“This is the Wartime Broadcasting Service. This country has been attacked with nuclear weapons. Communications have been severely disrupted, and the number of casualties and the extent of the damage are not yet known.
We shall bring you further information as soon as possible. Meanwhile, stay tuned to this wavelength, stay calm and stay in your own homes.”
So began the BBC public service announcement that would have been broadcast, had Britain been attacked with nuclear weapons, back in the days of the Cold War. The message, which was recorded in readiness, was spoken by BBC presenter Peter Donaldson, who died recently, aged 70. You can read the full text here.
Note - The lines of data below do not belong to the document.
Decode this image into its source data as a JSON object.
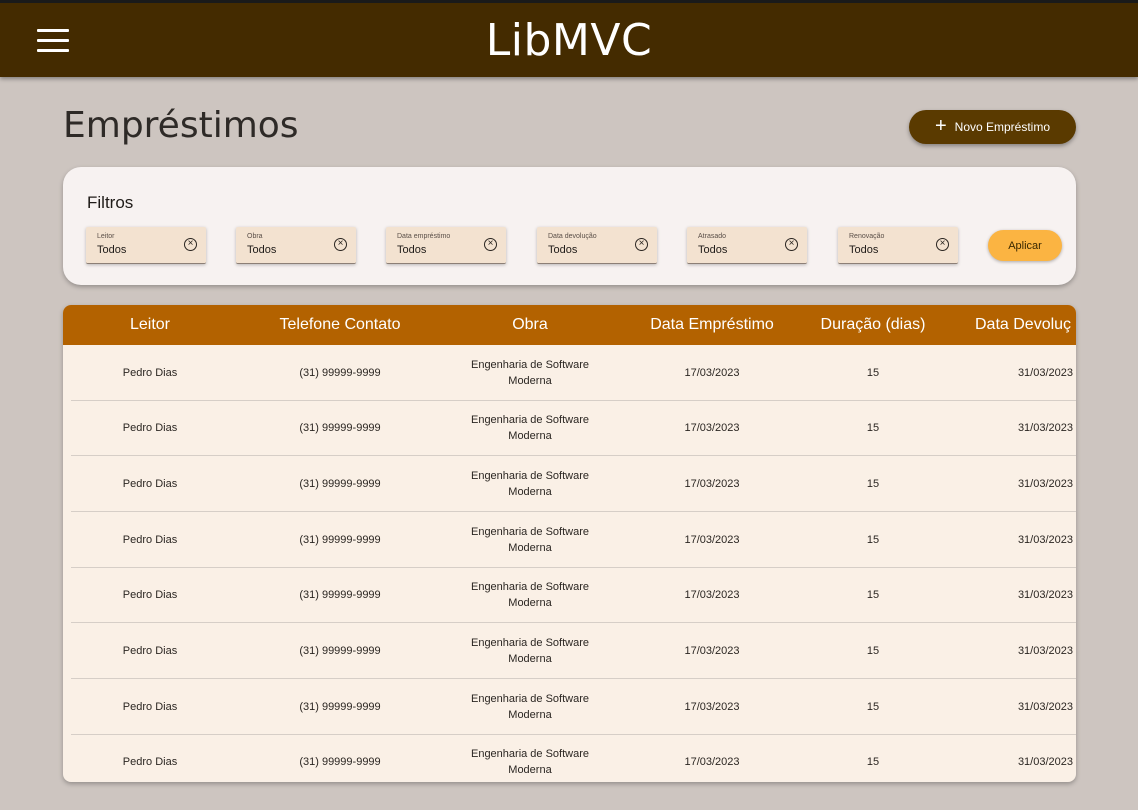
{
  "appbar": {
    "title": "LibMVC",
    "menu_icon": "hamburger-menu-icon"
  },
  "page": {
    "title": "Empréstimos"
  },
  "actions": {
    "new_loan_label": "Novo Empréstimo",
    "new_loan_icon": "plus-icon"
  },
  "filters": {
    "title": "Filtros",
    "items": [
      {
        "label": "Leitor",
        "value": "Todos"
      },
      {
        "label": "Obra",
        "value": "Todos"
      },
      {
        "label": "Data empréstimo",
        "value": "Todos"
      },
      {
        "label": "Data devolução",
        "value": "Todos"
      },
      {
        "label": "Atrasado",
        "value": "Todos"
      },
      {
        "label": "Renovação",
        "value": "Todos"
      }
    ],
    "clear_icon": "circle-x-icon",
    "apply_label": "Aplicar"
  },
  "table": {
    "columns": [
      "Leitor",
      "Telefone Contato",
      "Obra",
      "Data Empréstimo",
      "Duração (dias)",
      "Data Devoluç"
    ],
    "rows": [
      [
        "Pedro Dias",
        "(31) 99999-9999",
        "Engenharia de Software Moderna",
        "17/03/2023",
        "15",
        "31/03/2023"
      ],
      [
        "Pedro Dias",
        "(31) 99999-9999",
        "Engenharia de Software Moderna",
        "17/03/2023",
        "15",
        "31/03/2023"
      ],
      [
        "Pedro Dias",
        "(31) 99999-9999",
        "Engenharia de Software Moderna",
        "17/03/2023",
        "15",
        "31/03/2023"
      ],
      [
        "Pedro Dias",
        "(31) 99999-9999",
        "Engenharia de Software Moderna",
        "17/03/2023",
        "15",
        "31/03/2023"
      ],
      [
        "Pedro Dias",
        "(31) 99999-9999",
        "Engenharia de Software Moderna",
        "17/03/2023",
        "15",
        "31/03/2023"
      ],
      [
        "Pedro Dias",
        "(31) 99999-9999",
        "Engenharia de Software Moderna",
        "17/03/2023",
        "15",
        "31/03/2023"
      ],
      [
        "Pedro Dias",
        "(31) 99999-9999",
        "Engenharia de Software Moderna",
        "17/03/2023",
        "15",
        "31/03/2023"
      ],
      [
        "Pedro Dias",
        "(31) 99999-9999",
        "Engenharia de Software Moderna",
        "17/03/2023",
        "15",
        "31/03/2023"
      ]
    ]
  },
  "colors": {
    "appbar": "#442b00",
    "background": "#cdc5c0",
    "primary_button": "#5a3a00",
    "table_header": "#b36200",
    "apply_button": "#fbb442",
    "filter_chip": "#f3e2d0",
    "table_body": "#faf0e6"
  }
}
Back in the 1960s, the possibility of a nuclear holocaust was a real one – the Cuban missile crisis of October 1962 set the world on edge – and the British government felt it necessary to plan for a worst-case scenario. It was felt that a familiar BBC voice on the radio would reassure the population that things were at least under some degree of control.
It was initially decided that light entertainment programs would be broadcast in between the public information messages – no doubt it was though that people would feel that life after a nuclear attack was more ‘normal’ if they heard familiar comedy and music programs.
By the 1980s, this policy had changed, and the government decided that the only broadcasts would be public service announcements, made on the hour every two hours.
All this was set against a background of more or less continuous tension of one kind or another, as the world’s superpowers of America and its allies and the USSR faced each other across the famous Iron Curtain. The Cold War began in 1945 when the ideologies of US President Roosevelt and USSR President Stalin were revealed as being poles apart.
The state of ‘unarmed belligerency’ as it was called began when British Prime Minister Winston Churchill famously said, referring to Europe, that “From Stettin in the Baltic to Trieste in the Adriatic, an iron curtain has descended across the continent.”
The Cold War, with its spy networks and brinkmanship, continued until 1991, and at any time during that period the world might have descended into a nuclear winter.
The British government and the BBC needed to be prepared, and a special broadcasting facility was established in an underground bunker at Wood Norton in Worcestershire.
All BBC engineers were provided with an official ‘Cold War handbook’ detailing the steps they were to take, should the worst happen. These books were top-secret and had to be kept under lock and key.
Peter Donaldson’s doomsday broadcast was never made, but we know that amongst other things he would have impressed upon the population of Britain the necessity of saving water by not flushing toilets – telling them that would have to ‘make other arrangements’.